Currently, the most common way to find the 3D shape of a particular molecule within a database is to superimpose a candidate over the query molecule and see how much of it overlaps. But this is time consuming, partly because it requires both molecules to be precisely aligned.

Yes, that's currently "the most common way" because at least you can tell what you're getting: when you get a match, you can actually say how close the different shapes are to one another.

The new technique uses a different approach. It analyses the position of the different atoms within a molecule to understand its shape. These relative positions can be mapped and stored a molecular database.

That's actually not a "new technique", it's an old technique. It's what people used to do before they tried to overlay 3D shapes accurately. They used to do that because computers used to be too slow to do the accurate comparison.

As the article points out, there is only limited 3D shape information available at all. Few people need to do 3D queries right now, and there is little data to do them on, so optimizing speed is the wrong thing to do; we need to optimize accuracy and scientific relevance.

Not enought structures?

[ajax142]

The author lists an apparent problem of this 3D search as a lack of molecular structures and calls for a "jump start" in the supply of 3D data, I call BS on this claim. A quick look at the Cambridge Structural Database shows 400,977 strucutures of 363,931 different molecules.

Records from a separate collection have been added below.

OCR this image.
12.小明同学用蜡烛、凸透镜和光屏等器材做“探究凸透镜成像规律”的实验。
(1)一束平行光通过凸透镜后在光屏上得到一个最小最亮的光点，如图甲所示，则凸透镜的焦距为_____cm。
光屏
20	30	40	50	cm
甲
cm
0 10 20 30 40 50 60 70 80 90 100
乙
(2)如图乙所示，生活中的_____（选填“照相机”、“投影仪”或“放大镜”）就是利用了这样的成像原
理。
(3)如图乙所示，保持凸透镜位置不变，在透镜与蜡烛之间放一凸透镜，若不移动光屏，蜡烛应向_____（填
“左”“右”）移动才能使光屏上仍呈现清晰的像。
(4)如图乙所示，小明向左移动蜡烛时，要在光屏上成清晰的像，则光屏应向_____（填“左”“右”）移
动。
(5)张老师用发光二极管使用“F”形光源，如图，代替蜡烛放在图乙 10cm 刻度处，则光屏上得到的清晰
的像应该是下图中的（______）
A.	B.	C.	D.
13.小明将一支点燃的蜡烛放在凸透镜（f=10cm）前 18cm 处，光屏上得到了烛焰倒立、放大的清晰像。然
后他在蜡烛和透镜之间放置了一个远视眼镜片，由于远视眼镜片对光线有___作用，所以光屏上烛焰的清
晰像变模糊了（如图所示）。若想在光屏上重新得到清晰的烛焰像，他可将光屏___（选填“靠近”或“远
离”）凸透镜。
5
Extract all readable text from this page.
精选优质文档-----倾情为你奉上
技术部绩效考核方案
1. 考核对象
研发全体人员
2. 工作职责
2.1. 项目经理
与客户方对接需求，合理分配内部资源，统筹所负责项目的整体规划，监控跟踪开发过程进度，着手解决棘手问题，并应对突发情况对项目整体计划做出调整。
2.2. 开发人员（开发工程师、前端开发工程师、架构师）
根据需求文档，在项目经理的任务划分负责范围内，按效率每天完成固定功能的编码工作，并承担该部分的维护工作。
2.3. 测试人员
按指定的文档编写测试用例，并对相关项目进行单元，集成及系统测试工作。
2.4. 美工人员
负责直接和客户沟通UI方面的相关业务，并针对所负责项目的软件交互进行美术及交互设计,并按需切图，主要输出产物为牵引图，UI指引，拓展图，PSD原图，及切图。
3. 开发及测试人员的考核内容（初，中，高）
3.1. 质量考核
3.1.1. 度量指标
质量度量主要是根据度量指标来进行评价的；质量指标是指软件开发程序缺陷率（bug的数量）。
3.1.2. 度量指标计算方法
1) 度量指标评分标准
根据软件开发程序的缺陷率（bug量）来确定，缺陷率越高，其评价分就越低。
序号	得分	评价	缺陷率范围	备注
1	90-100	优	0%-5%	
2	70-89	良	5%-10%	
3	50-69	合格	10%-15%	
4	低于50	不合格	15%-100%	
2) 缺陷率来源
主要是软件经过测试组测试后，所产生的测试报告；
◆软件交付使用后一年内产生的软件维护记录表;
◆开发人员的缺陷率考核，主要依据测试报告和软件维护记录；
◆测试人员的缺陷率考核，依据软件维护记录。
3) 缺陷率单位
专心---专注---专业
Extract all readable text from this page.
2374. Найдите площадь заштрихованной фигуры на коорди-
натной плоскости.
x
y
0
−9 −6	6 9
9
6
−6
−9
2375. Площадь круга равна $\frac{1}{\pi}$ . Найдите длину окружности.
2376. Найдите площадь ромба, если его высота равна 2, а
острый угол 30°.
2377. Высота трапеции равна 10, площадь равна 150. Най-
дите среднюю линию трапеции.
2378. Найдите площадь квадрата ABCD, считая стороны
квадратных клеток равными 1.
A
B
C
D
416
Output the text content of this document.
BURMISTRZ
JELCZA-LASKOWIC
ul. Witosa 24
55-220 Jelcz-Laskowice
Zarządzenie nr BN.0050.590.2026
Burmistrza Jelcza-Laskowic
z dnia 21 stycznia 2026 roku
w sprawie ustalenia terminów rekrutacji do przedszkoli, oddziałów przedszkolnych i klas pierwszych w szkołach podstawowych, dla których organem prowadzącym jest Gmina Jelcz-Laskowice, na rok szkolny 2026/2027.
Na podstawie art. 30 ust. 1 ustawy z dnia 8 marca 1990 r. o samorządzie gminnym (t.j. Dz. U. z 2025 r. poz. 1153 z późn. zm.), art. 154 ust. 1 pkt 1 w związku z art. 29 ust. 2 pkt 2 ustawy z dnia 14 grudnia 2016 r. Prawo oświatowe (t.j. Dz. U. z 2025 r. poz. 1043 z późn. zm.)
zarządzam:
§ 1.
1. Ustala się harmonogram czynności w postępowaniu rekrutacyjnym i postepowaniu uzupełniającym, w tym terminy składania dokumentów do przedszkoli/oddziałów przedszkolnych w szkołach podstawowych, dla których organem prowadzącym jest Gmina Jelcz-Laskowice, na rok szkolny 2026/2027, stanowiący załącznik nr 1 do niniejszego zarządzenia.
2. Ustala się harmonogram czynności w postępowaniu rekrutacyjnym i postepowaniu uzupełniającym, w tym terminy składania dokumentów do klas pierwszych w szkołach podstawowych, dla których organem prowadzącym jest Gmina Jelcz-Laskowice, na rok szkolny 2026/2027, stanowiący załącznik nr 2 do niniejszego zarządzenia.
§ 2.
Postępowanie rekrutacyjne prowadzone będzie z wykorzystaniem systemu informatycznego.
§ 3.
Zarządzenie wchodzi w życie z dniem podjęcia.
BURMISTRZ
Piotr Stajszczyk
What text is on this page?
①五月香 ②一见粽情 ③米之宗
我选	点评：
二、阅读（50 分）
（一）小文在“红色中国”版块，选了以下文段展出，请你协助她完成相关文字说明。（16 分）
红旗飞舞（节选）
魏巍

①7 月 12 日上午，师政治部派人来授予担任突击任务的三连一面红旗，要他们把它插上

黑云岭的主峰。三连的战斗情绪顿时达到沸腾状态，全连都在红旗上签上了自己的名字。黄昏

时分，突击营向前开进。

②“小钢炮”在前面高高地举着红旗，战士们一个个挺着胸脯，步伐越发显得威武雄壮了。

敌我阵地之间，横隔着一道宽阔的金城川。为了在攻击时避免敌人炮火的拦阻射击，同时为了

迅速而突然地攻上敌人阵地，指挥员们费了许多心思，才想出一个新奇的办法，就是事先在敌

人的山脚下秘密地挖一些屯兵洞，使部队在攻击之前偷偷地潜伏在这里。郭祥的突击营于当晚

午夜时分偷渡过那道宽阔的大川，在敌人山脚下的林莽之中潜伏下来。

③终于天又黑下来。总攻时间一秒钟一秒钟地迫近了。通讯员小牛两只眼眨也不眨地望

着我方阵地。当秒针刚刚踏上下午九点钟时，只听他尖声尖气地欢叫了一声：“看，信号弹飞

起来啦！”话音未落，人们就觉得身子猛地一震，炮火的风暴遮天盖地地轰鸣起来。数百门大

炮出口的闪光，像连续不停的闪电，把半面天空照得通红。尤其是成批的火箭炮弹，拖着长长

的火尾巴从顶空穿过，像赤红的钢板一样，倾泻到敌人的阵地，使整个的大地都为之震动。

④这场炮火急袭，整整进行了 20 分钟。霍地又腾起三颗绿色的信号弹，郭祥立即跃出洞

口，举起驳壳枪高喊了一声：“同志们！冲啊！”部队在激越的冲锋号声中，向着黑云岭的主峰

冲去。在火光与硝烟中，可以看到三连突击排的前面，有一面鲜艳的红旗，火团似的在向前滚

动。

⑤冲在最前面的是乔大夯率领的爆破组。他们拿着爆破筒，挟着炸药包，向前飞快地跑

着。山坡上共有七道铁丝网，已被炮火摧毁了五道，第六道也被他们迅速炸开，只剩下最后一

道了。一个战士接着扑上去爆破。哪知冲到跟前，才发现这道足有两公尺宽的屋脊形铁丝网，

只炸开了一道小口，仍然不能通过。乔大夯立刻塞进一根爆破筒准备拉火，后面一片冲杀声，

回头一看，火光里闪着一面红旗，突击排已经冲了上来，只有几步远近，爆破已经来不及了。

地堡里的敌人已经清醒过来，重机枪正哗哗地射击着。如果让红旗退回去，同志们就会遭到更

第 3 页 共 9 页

There are another 89,064 structures of inorganic molecules in the Inorganic Crystal Structure Database. On the biological side there are 3,425 structures of Nucleic Acids in the NDB as well as 42,082 structures of proteins and polypeptides in the PDB. If that still isn't enough for the authors, fire up any number of ab initio quantum chemistry programs and in a short time you can create a library of good guesses for the structure of small molecules.

I tend to think the authors of the article are refering to the problems of a "useable form" for the structures and easy access of many of these databases. The first problem is mearly a problem of converting between the various structural file formats out there, something a good programmer (or grad student) can solve is a few weeks or less. The second is a bureaucrat issue and not a scientific one.

Quite interesting

[excelsior_gr]

This is quite an interesting achievement. The tools that I am familiar with can only search for 2D structures like functional groups (alcohol groups, aromatic rings, etc). At their best, they might give the ability to search for R- and S- stereoisomers, but that is it. This is pretty enough for tasks like solvent design that are quite frequent in the chemical process industry, but in the pharmaceutical R&D they need more powerful tools.

I will give a simple example of an enzyme: These nice molecules catalyze reactions of vital importance in the modern pharmaceutical industry by providing a chemical "lock" where the "keys" (i.e. the reacting molecules) will dock on. This enables them to react and form a new molecule that will then undock from the enzume leaving the "lock" free for the next pair.

These "locks" are actually 3D structures of appropriately aligned molecules. This is where this search ability comes in: The chemist suspects how the appropriate lock would look like for catalyzing his reaction (3D alignment of functional groups), much like someone suspects what the right keywords for a Google search are. Then he feeds the data to the machine and gets the molecules that are likely to be of assistance in his work. After that, he can make experiments testing these enzymes to see if they actually work.

This should speed things up very much in biochemical research. It means less literature research and less failed experiments.